Teilnehmer der Mahnwache gegen den geplanten Atommüll-Transport am Alfred-Krupp-Weg am Güterbahnhof in Münster. (Foto: Thomas Hölscher)
Teilnehmer der Mahnwache gegen den geplanten Atommüll-Transport am Alfred-Krupp-Weg am Güterbahnhof in Münster. (Foto: Thomas Hölscher)

Eigentlich sollte heute der nächste Atommüll-Transport mit Reststoffen aus der Urananreicherungs-Anlage Urenco in Gronau über die Schienen durch Münster, das Ruhrgebiet und die Niederlande rollen, bevor im Hafen von Amsterdam die Verladung nach Russland stattfindet.
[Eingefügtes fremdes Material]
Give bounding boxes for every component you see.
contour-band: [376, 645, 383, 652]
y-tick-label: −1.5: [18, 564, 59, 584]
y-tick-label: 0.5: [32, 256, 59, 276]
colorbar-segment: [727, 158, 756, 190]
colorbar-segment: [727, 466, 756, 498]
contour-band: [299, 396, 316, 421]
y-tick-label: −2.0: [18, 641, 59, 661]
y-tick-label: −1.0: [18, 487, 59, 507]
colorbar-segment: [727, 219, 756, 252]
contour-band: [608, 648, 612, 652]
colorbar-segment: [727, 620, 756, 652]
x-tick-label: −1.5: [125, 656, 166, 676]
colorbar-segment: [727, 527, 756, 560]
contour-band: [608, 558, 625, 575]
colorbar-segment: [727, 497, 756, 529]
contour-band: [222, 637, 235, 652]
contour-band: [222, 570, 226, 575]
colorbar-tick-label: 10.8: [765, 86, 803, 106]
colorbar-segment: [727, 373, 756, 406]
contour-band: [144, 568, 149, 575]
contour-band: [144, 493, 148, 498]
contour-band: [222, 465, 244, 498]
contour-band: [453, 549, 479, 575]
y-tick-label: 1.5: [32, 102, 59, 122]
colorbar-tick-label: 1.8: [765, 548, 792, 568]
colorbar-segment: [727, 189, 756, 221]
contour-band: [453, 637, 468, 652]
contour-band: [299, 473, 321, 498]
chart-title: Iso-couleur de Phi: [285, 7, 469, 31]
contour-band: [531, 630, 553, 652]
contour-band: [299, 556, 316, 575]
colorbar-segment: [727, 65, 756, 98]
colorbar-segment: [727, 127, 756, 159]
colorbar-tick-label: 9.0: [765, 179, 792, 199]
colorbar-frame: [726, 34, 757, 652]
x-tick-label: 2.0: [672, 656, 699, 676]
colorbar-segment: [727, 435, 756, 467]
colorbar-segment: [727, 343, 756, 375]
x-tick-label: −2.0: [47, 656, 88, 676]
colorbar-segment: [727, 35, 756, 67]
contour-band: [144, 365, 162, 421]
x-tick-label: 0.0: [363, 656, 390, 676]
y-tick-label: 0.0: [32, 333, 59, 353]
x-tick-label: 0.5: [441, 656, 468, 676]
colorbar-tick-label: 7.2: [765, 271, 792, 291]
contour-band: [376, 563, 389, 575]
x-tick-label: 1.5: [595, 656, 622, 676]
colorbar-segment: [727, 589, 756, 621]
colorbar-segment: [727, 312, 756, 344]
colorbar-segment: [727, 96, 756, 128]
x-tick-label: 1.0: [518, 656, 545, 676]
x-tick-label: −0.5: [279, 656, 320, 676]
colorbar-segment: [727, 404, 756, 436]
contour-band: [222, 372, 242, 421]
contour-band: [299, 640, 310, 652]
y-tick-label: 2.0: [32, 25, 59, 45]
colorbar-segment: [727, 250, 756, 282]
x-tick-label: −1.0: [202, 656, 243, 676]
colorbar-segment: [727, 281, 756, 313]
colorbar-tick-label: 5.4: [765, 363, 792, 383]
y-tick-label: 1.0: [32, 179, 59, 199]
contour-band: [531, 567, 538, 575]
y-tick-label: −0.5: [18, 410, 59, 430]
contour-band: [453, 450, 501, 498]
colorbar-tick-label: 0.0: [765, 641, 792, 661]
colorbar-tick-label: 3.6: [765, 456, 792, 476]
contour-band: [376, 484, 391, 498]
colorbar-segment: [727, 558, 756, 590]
Dagegen protestierten am Vormittag am Alfred-Krupp-Weg am Güterbahnhof Mitglieder der „Initiative für den sofortigen Atomausstieg“ (SofA). Kurz vorher wurde bekannt, dass heute kein Transport stattfinden wird.

„Wir begrüßen jeden Zug, der nicht fährt“, erklärte Matthias Eickhoff, Vertreter der Initiative SofA und vermutet, dass sich der Betreiber Urenco der Diskussion derzeit nicht stellen wolle. „Firmen, die ihren Müll ins Ausland bringen, muss die Betriebserlaubnis entzogen werden“, forderte er und betonte: „Atommüll-Transporte sind keine Alternative, es bleibt ein dreckiges Geschäft“. Die Folge der Nuklearkatastrophe von Tschernobyl vor 34 Jahren könne nur der Ausstieg aus der Atomenergie sein.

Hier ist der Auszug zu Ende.